Decision Trees

Decision trees, as the name suggests, have a tree hierarchical structure consisting two types of nodes: Internal decision nodes and prediction nodes (which basically are the leaf nodes of the tree). Graphically it looks something like this:

To get a flavor of how this works, assume that someone has built a tree for you. Now, how do you make a prediction? Your problem, like any generic machine learning problem, is to predict $y_{i}$ given $x_{i}$. So, to get your answer, what you do is drop each $x_{i}$ down the tree (path dictated by the decision nodes), until you finally hit a leaf/decision node, which is your $y_{i}$.

Looks pretty straight forward? It is. But the real problem lies not in making predictions from an already constructed tree, but in actually building or learning the tree. The basic idea behind construction of a decision tree is that you go on dividing your feature space into regions using the decision nodes till you are left with pure regions populated homogeneously with (almost) one type of labels. So building of a decision tree can be formulated into a recursive function in which we first check if our pre-formulated stopping criterion is met. If it is met, we make a prediction; if not, we use some method to split the node into two parts. Then we recurse on the left and right children of the node to do a similar analysis and eventually get our tree.

So the three things we need to know for building a decision tree are:

1) How to decide an stopping criterion:

This does not have as concrete an answer that you might be looking for. It might vary from problem to problem but there are two basic ideas that give us a heuristic:

·  When the leaf is pure, i.e. the variance of the target variable is lesser than some threshold $\epsilon$ value that you decide.

·  When the number of examples coming to that node becomes lower than some value.

2) How to find the best split:

To answer this question we tend to use a different strategy while dealing with categorical and continuous variables:

·  Classification (INFORMATION GAIN):

In case of classification problems we use the concept of Information Gain. To understand this concept we first need to understand ‘entropy’. 

Entropy of X is basically a measure of how distributed and noisy its distribution is. If X is uniform and boring we can say that it has a high entropy. While if the distribution of X is full of peaks and valleys it can be said to have a low entropy. Mathematically entropy is modeled as follows:

 Entropy  of X = H(X)= $-\sum_{j=1}^{m} p_{j}log  p_{j} $

Where $p_{j}$ is the probability of X taking the $j^{th}$ value, with j iterating over all samples of X.
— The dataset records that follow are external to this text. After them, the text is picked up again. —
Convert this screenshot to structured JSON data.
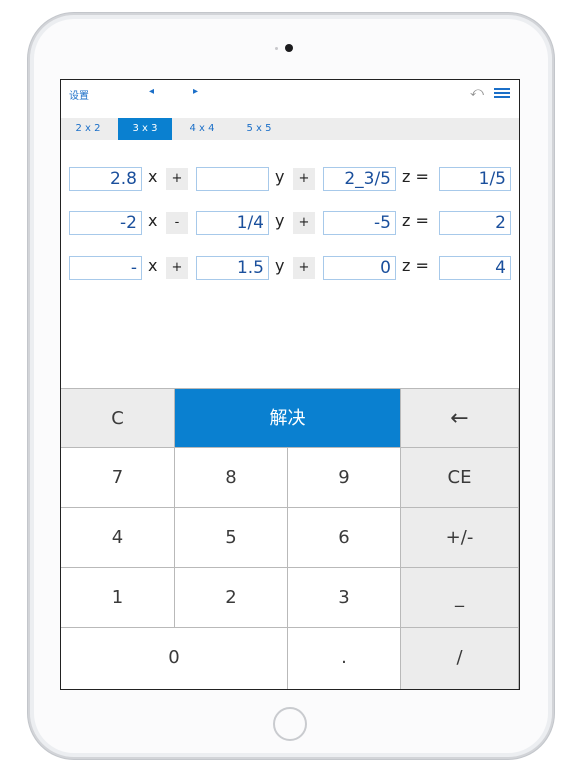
{
  "topbar": {
    "settings": "设置",
    "prev": "◂",
    "next": "▸",
    "undo": "⤺"
  },
  "tabs": [
    "2 x 2",
    "3 x 3",
    "4 x 4",
    "5 x 5"
  ],
  "equations": [
    {
      "a": "2.8",
      "v1": "x",
      "op1": "+",
      "b": "",
      "v2": "y",
      "op2": "+",
      "c": "2_3/5",
      "v3": "z =",
      "r": "1/5"
    },
    {
      "a": "-2",
      "v1": "x",
      "op1": "-",
      "b": "1/4",
      "v2": "y",
      "op2": "+",
      "c": "-5",
      "v3": "z =",
      "r": "2"
    },
    {
      "a": "-",
      "v1": "x",
      "op1": "+",
      "b": "1.5",
      "v2": "y",
      "op2": "+",
      "c": "0",
      "v3": "z =",
      "r": "4"
    }
  ],
  "keypad": {
    "clear": "C",
    "solve": "解决",
    "backspace": "←",
    "k7": "7",
    "k8": "8",
    "k9": "9",
    "ce": "CE",
    "k4": "4",
    "k5": "5",
    "k6": "6",
    "sign": "+/-",
    "k1": "1",
    "k2": "2",
    "k3": "3",
    "underscore": "_",
    "k0": "0",
    "dot": ".",
    "slash": "/"
  },
  "colors": {
    "accent": "#0a80d0",
    "link": "#1b6fc8",
    "keyGray": "#ececec"
  }
}
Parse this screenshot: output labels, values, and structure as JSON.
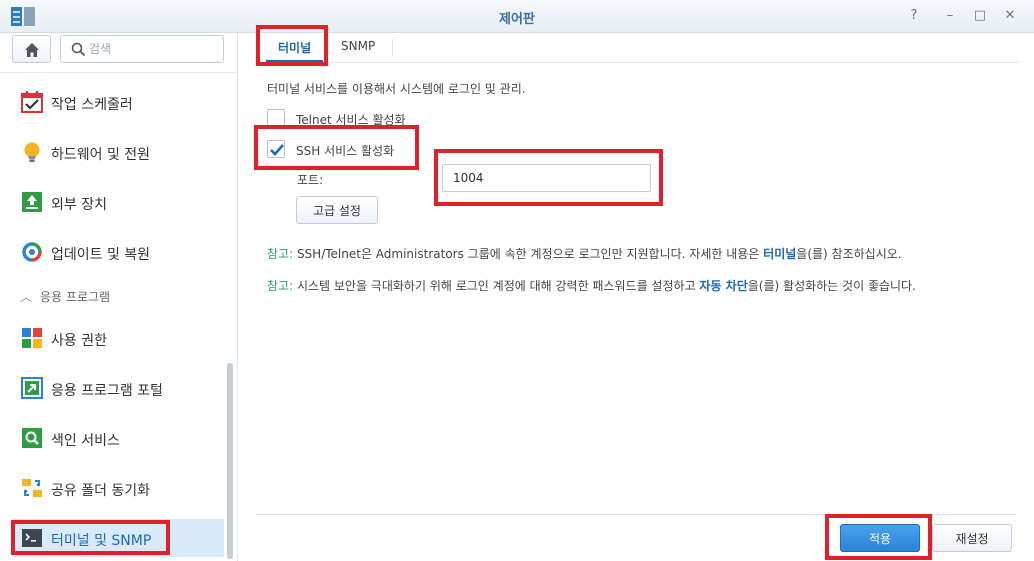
{
  "window": {
    "title": "제어판",
    "help_glyph": "?",
    "minimize_glyph": "–",
    "maximize_glyph": "□",
    "close_glyph": "✕"
  },
  "sidebar": {
    "search_placeholder": "검색",
    "section_label": "응용 프로그램",
    "items": [
      {
        "label": "작업 스케줄러",
        "icon": "task-scheduler-icon"
      },
      {
        "label": "하드웨어 및 전원",
        "icon": "lightbulb-icon"
      },
      {
        "label": "외부 장치",
        "icon": "external-device-icon"
      },
      {
        "label": "업데이트 및 복원",
        "icon": "update-restore-icon"
      },
      {
        "label": "사용 권한",
        "icon": "privileges-icon"
      },
      {
        "label": "응용 프로그램 포털",
        "icon": "application-portal-icon"
      },
      {
        "label": "색인 서비스",
        "icon": "indexing-service-icon"
      },
      {
        "label": "공유 폴더 동기화",
        "icon": "shared-folder-sync-icon"
      },
      {
        "label": "터미널 및 SNMP",
        "icon": "terminal-icon",
        "active": true
      }
    ]
  },
  "tabs": [
    {
      "label": "터미널",
      "active": true
    },
    {
      "label": "SNMP",
      "active": false
    }
  ],
  "terminal": {
    "description": "터미널 서비스를 이용해서 시스템에 로그인 및 관리.",
    "telnet_label": "Telnet 서비스 활성화",
    "telnet_checked": false,
    "ssh_label": "SSH 서비스 활성화",
    "ssh_checked": true,
    "port_label": "포트:",
    "port_value": "1004",
    "advanced_button": "고급 설정",
    "note1_prefix": "참고:",
    "note1_text": " SSH/Telnet은 Administrators 그룹에 속한 계정으로 로그인만 지원합니다. 자세한 내용은 ",
    "note1_link": "터미널",
    "note1_suffix": "을(를) 참조하십시오.",
    "note2_prefix": "참고:",
    "note2_text": " 시스템 보안을 극대화하기 위해 로그인 계정에 대해 강력한 패스워드를 설정하고 ",
    "note2_link": "자동 차단",
    "note2_suffix": "을(를) 활성화하는 것이 좋습니다."
  },
  "footer": {
    "apply_label": "적용",
    "reset_label": "재설정"
  },
  "colors": {
    "accent": "#1d68b3",
    "note_green": "#2e9e69",
    "annotation_red": "#e0202a"
  }
}
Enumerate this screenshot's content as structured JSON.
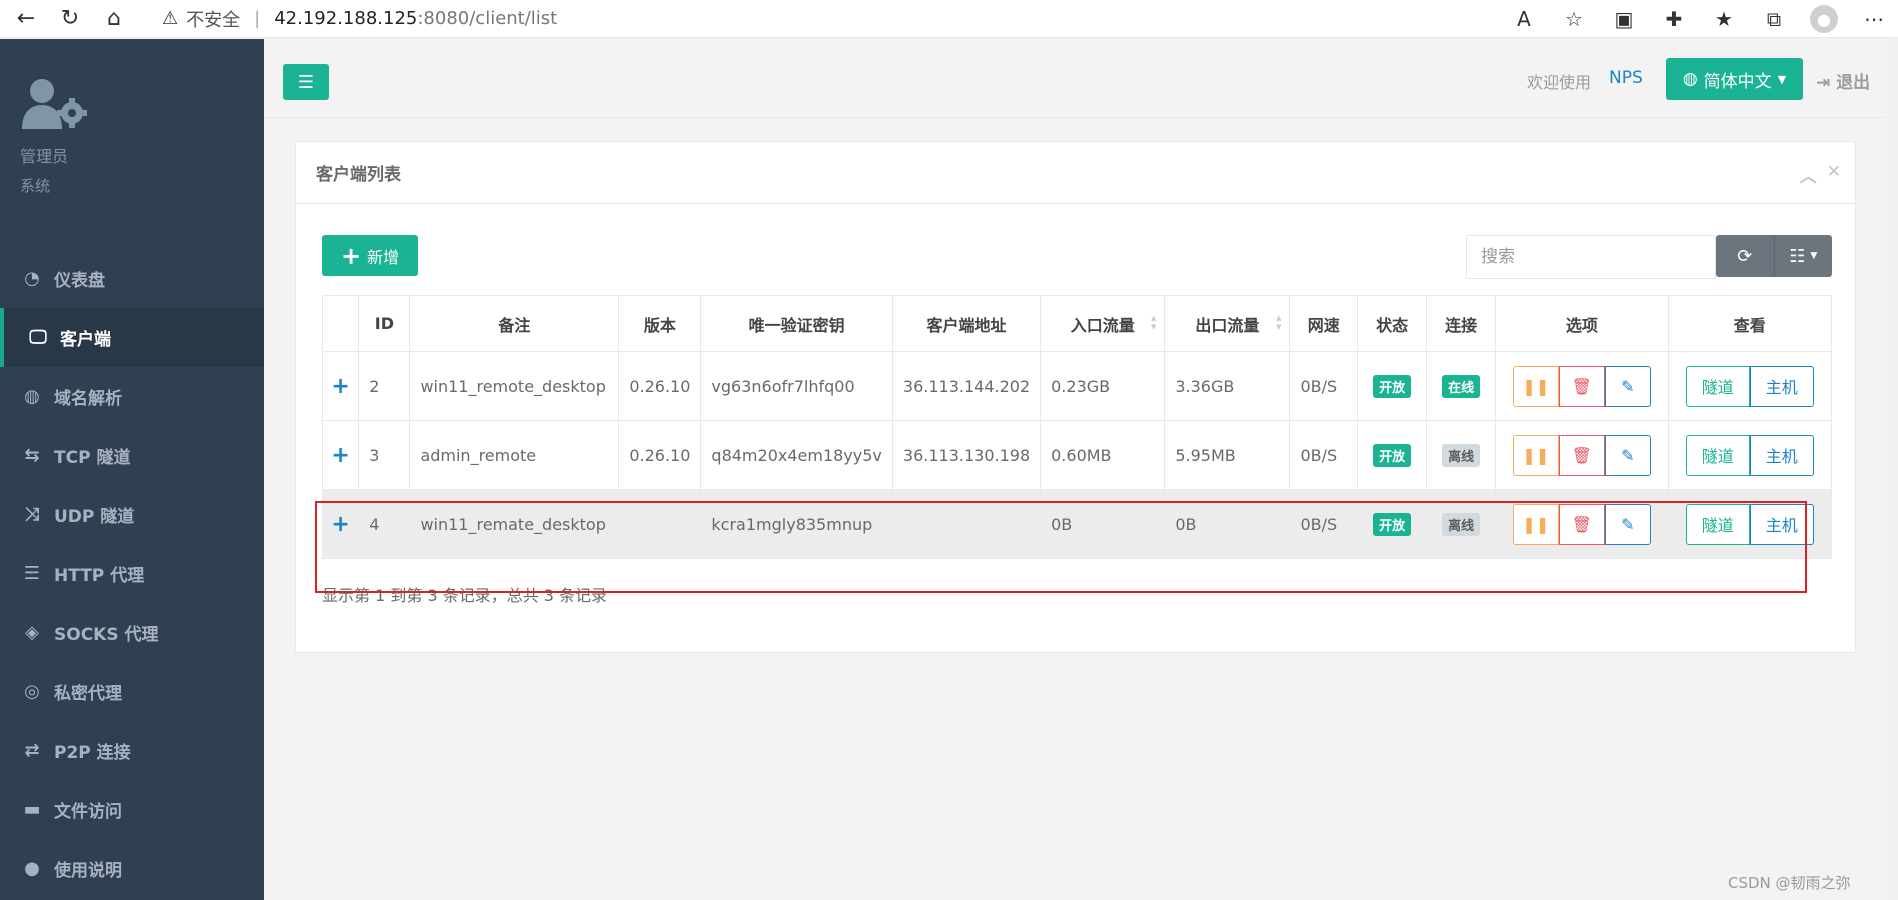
{
  "browser": {
    "insecure_label": "不安全",
    "separator": "|",
    "url_host": "42.192.188.125",
    "url_path": ":8080/client/list"
  },
  "sidebar": {
    "role": "管理员",
    "sub": "系统",
    "items": [
      {
        "label": "仪表盘",
        "icon": "dashboard-icon"
      },
      {
        "label": "客户端",
        "icon": "desktop-icon",
        "active": true
      },
      {
        "label": "域名解析",
        "icon": "globe-icon"
      },
      {
        "label": "TCP 隧道",
        "icon": "retweet-icon"
      },
      {
        "label": "UDP 隧道",
        "icon": "random-icon"
      },
      {
        "label": "HTTP 代理",
        "icon": "server-icon"
      },
      {
        "label": "SOCKS 代理",
        "icon": "layers-icon"
      },
      {
        "label": "私密代理",
        "icon": "eye-slash-icon"
      },
      {
        "label": "P2P 连接",
        "icon": "exchange-icon"
      },
      {
        "label": "文件访问",
        "icon": "briefcase-icon"
      },
      {
        "label": "使用说明",
        "icon": "lightbulb-icon"
      }
    ]
  },
  "header": {
    "welcome": "欢迎使用",
    "brand": "NPS",
    "language": "简体中文",
    "logout": "退出"
  },
  "panel": {
    "title": "客户端列表",
    "add_label": "新增",
    "search_placeholder": "搜索",
    "records_text": "显示第 1 到第 3 条记录，总共 3 条记录"
  },
  "table": {
    "headers": [
      "",
      "ID",
      "备注",
      "版本",
      "唯一验证密钥",
      "客户端地址",
      "入口流量",
      "出口流量",
      "网速",
      "状态",
      "连接",
      "选项",
      "查看"
    ],
    "rows": [
      {
        "expand": "+",
        "id": "2",
        "remark": "win11_remote_desktop",
        "version": "0.26.10",
        "vkey": "vg63n6ofr7lhfq00",
        "addr": "36.113.144.202",
        "in": "0.23GB",
        "out": "3.36GB",
        "speed": "0B/S",
        "status": "开放",
        "conn": "在线",
        "conn_online": true
      },
      {
        "expand": "+",
        "id": "3",
        "remark": "admin_remote",
        "version": "0.26.10",
        "vkey": "q84m20x4em18yy5v",
        "addr": "36.113.130.198",
        "in": "0.60MB",
        "out": "5.95MB",
        "speed": "0B/S",
        "status": "开放",
        "conn": "离线",
        "conn_online": false
      },
      {
        "expand": "+",
        "id": "4",
        "remark": "win11_remate_desktop",
        "version": "",
        "vkey": "kcra1mgly835mnup",
        "addr": "",
        "in": "0B",
        "out": "0B",
        "speed": "0B/S",
        "status": "开放",
        "conn": "离线",
        "conn_online": false
      }
    ],
    "view_tunnel": "隧道",
    "view_host": "主机"
  },
  "watermark": "CSDN @韧雨之弥",
  "colors": {
    "primary": "#1ab394",
    "sidebar": "#2f4050",
    "info": "#1c84c6",
    "warning": "#f8ac59",
    "danger": "#ed5565",
    "highlight": "#e02020"
  }
}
So physically entropy of X is just the measure of how easy it is to predict the value of X.

Now that we have an idea of what entropy basically is let’s delve a little bit further into it and define the following:

§  Specific conditional entropy H(Y|X=v): Entropy of Y only among records of X have the value v.

§  Conditional entropy H(Y|X): Average specific conditional entropy of Y.

Now that we have all the tools let us finally get down to the business of information gain.

$Information  Gain =  IG(Y|X) = H(Y) - H(Y|X)$

So information gain basically tells us how many bits we would save while transmitting Y from one end to other if the other end had the information about X ahead of time.

So, while splitting, what we can do is compute the information gain for each feature $X_{i}$ ,ranking them in descending order and taking into consideration only those features who have higher values of information gain.

·   Regression:

In case of continuous variables we find what we call the ‘impurity’. A node D is split into subtrees $D_{L}$ and $D_{R}$ that maximize the difference in impurity given by:

$|D|.Var(D)-|D_{R}|.Var(D_{R}|-|D_{L}|.Var(D_{L})$

3) How to predict:

This one is more obvious that the rest. If you have categorical labels just predict the value majority of the examples have in that particular leaf node. While in case of continuous variables you may take the average value of the examples. Another way would be to build a small regression model to fit the examples at that node.

So using decision trees in quite a handy large scale machine learning algorithm , especially for multi-class classification. However, the downside to it is that it is more prone to fall for over fitting if the amount of training data is small. To mitigate this problem there is another method called 'Random Forests' which basically uses a number of random decision trees to reduce the variance.